The developmental relationship
Mentor-mentee relationships are fundamentally different from other workplace hierarchies. Your boss evaluates your performance. Your mentor invests in your potential. That distinction shapes everything about how money moves at the table.
In 1985, organizational psychologist Kathy Kram published Mentoring at Work, the foundational text on workplace mentorship. Kram identified two categories of mentoring functions: career functions (sponsorship, coaching, protection, exposure) and psychosocial functions (role modeling, acceptance, counseling, friendship). Both require the mentor to give something the mentee cannot immediately repay.

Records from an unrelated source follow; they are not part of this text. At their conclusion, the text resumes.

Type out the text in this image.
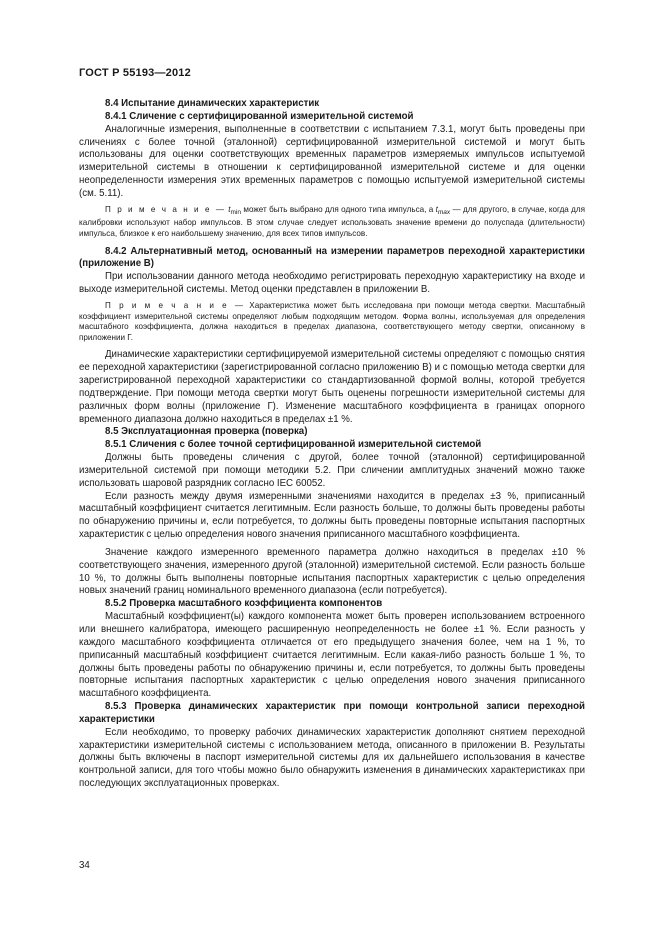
ГОСТ Р 55193—2012

8.4 Испытание динамических характеристик

8.4.1 Сличение с сертифицированной измерительной системой

Аналогичные измерения, выполненные в соответствии с испытанием 7.3.1, могут быть проведены при сличениях с более точной (эталонной) сертифицированной измерительной системой и могут быть использованы для оценки соответствующих временных параметров измеряемых импульсов испытуемой измерительной системы в отношении к сертифицированной измерительной системе и для оценки неопределенности измерения этих временных параметров с помощью испытуемой измерительной системы (см. 5.11).

П р и м е ч а н и е — $t_{min}$ может быть выбрано для одного типа импульса, а $t_{max}$ — для другого, в случае, когда для калибровки используют набор импульсов. В этом случае следует использовать значение времени до полуспада (длительности) импульса, близкое к его наибольшему значению, для всех типов импульсов.

8.4.2 Альтернативный метод, основанный на измерении параметров переходной характеристики (приложение В)

При использовании данного метода необходимо регистрировать переходную характеристику на входе и выходе измерительной системы. Метод оценки представлен в приложении В.

П р и м е ч а н и е — Характеристика может быть исследована при помощи метода свертки. Масштабный коэффициент измерительной системы определяют любым подходящим методом. Форма волны, используемая для определения масштабного коэффициента, должна находиться в пределах диапазона, соответствующего методу свертки, описанному в приложении Г.

Динамические характеристики сертифицируемой измерительной системы определяют с помощью снятия ее переходной характеристики (зарегистрированной согласно приложению В) и с помощью метода свертки для зарегистрированной переходной характеристики со стандартизованной формой волны, которой требуется подтверждение. При помощи метода свертки могут быть оценены погрешности измерительной системы для различных форм волны (приложение Г). Изменение масштабного коэффициента в границах опорного временного диапазона должно находиться в пределах ±1 %.

8.5 Эксплуатационная проверка (поверка)

8.5.1 Сличения с более точной сертифицированной измерительной системой

Должны быть проведены сличения с другой, более точной (эталонной) сертифицированной измерительной системой при помощи методики 5.2. При сличении амплитудных значений можно также использовать шаровой разрядник согласно IEC 60052.

Если разность между двумя измеренными значениями находится в пределах ±3 %, приписанный масштабный коэффициент считается легитимным. Если разность больше, то должны быть проведены работы по обнаружению причины и, если потребуется, то должны быть проведены повторные испытания паспортных характеристик с целью определения нового значения приписанного масштабного коэффициента.

Значение каждого измеренного временного параметра должно находиться в пределах ±10 % соответствующего значения, измеренного другой (эталонной) измерительной системой. Если разность больше 10 %, то должны быть выполнены повторные испытания паспортных характеристик с целью определения новых значений границ номинального временного диапазона (если потребуется).

8.5.2 Проверка масштабного коэффициента компонентов

Масштабный коэффициент(ы) каждого компонента может быть проверен использованием встроенного или внешнего калибратора, имеющего расширенную неопределенность не более ±1 %. Если разность у каждого масштабного коэффициента отличается от его предыдущего значения более, чем на 1 %, то приписанный масштабный коэффициент считается легитимным. Если какая-либо разность больше 1 %, то должны быть проведены работы по обнаружению причины и, если потребуется, то должны быть проведены повторные испытания паспортных характеристик с целью определения нового значения приписанного масштабного коэффициента.

8.5.3 Проверка динамических характеристик при помощи контрольной записи переходной характеристики

Если необходимо, то проверку рабочих динамических характеристик дополняют снятием переходной характеристики измерительной системы с использованием метода, описанного в приложении В. Результаты должны быть включены в паспорт измерительной системы для их дальнейшего использования в качестве контрольной записи, для того чтобы можно было обнаружить изменения в динамических характеристиках при последующих эксплуатационных проверках.

34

This asymmetry is the defining feature. Unlike a colleague relationship where exchange is roughly equal, mentorship is explicitly unbalanced. The mentor gives time, knowledge, access, and often meals. The mentee receives. The implicit understanding is that repayment happens years later—when the mentee becomes a mentor to someone else.
“The mentor relationship is characterized by a fundamental asymmetry. The senior person invests in the junior person’s future, with the expectation that the investment will eventually flow forward, not back.”
Kathy Kram, Boston University
This forward-flowing investment model is why most mentors naturally reach for the check. They’re not paying for lunch. They’re investing in a person—and the meal is part of the developmental experience they’re providing.